消防機関においては、昭和57年に制定された「救急の日」(9月9日)及びこの日を含む一週間の「救急医療週間」を中心に、応急手当講習会や救急フェア等を開催し、一般市民に対する応急手当の普及啓発活動に努めるとともに、応急手当指導員等の養成や応急手当普及啓発用資器材の整備を推進している。

(6) ICTを活用した救急業務

救急隊員が救急現場から医師に対して傷病者情報を伝達する際に、電話や無線など音声による情報に、ICTを活用してバイタルサイン情報や画像情報を付加すること(以下「画像伝送」という。)によって、より正確で具体的な情報伝達ができることがこれまでの実証研究等で示されている。画像伝送を救急業務に活用している消防本部数は増加しており、平成23年7月時点で、全国で24本部が画像伝送を救急業務に活用している。

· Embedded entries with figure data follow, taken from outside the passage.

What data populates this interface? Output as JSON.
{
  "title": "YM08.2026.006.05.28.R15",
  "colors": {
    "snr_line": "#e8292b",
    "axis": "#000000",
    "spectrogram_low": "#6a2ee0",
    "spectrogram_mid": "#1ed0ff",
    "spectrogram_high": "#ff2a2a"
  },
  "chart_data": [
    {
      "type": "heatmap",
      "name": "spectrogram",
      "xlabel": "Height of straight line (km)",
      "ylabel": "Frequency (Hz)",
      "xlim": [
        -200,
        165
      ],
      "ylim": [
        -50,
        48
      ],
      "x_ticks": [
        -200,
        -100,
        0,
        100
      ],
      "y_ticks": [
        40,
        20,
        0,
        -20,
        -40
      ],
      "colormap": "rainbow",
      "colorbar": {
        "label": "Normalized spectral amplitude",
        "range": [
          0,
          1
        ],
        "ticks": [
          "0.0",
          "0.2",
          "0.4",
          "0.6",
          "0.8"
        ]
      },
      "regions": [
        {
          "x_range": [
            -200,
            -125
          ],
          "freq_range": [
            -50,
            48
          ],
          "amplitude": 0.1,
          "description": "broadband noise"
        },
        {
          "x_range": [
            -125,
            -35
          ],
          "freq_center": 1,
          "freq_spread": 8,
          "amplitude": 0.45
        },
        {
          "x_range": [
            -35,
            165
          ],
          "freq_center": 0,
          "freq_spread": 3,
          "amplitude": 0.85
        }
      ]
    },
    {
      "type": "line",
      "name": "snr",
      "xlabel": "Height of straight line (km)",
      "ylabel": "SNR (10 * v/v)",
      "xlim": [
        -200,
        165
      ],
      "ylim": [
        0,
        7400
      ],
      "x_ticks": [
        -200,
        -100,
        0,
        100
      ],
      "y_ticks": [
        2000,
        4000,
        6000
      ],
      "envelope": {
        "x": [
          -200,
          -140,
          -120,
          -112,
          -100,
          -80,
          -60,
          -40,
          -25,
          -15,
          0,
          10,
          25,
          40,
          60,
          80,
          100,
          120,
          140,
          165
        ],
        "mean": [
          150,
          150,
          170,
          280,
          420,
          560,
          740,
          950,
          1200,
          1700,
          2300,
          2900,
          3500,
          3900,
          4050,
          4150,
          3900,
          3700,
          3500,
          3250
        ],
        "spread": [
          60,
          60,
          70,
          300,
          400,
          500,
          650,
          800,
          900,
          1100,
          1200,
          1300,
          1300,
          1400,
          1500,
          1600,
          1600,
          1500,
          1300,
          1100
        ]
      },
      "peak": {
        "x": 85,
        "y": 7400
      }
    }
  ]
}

また、ICTの活用により、各医療機関の応需状況をリアルタイムに把握するための取組など、実施基準に対応した医療情報システムの構築が進んでおり、平成24年度においては、全国的な消防と医療の連携による救命率の向上を目的として、実施基準に対応した医療情報システムの詳細や具体的奏功事例等の調査・分析を行い、ICTを活用した救急活動に関して検討することとしている。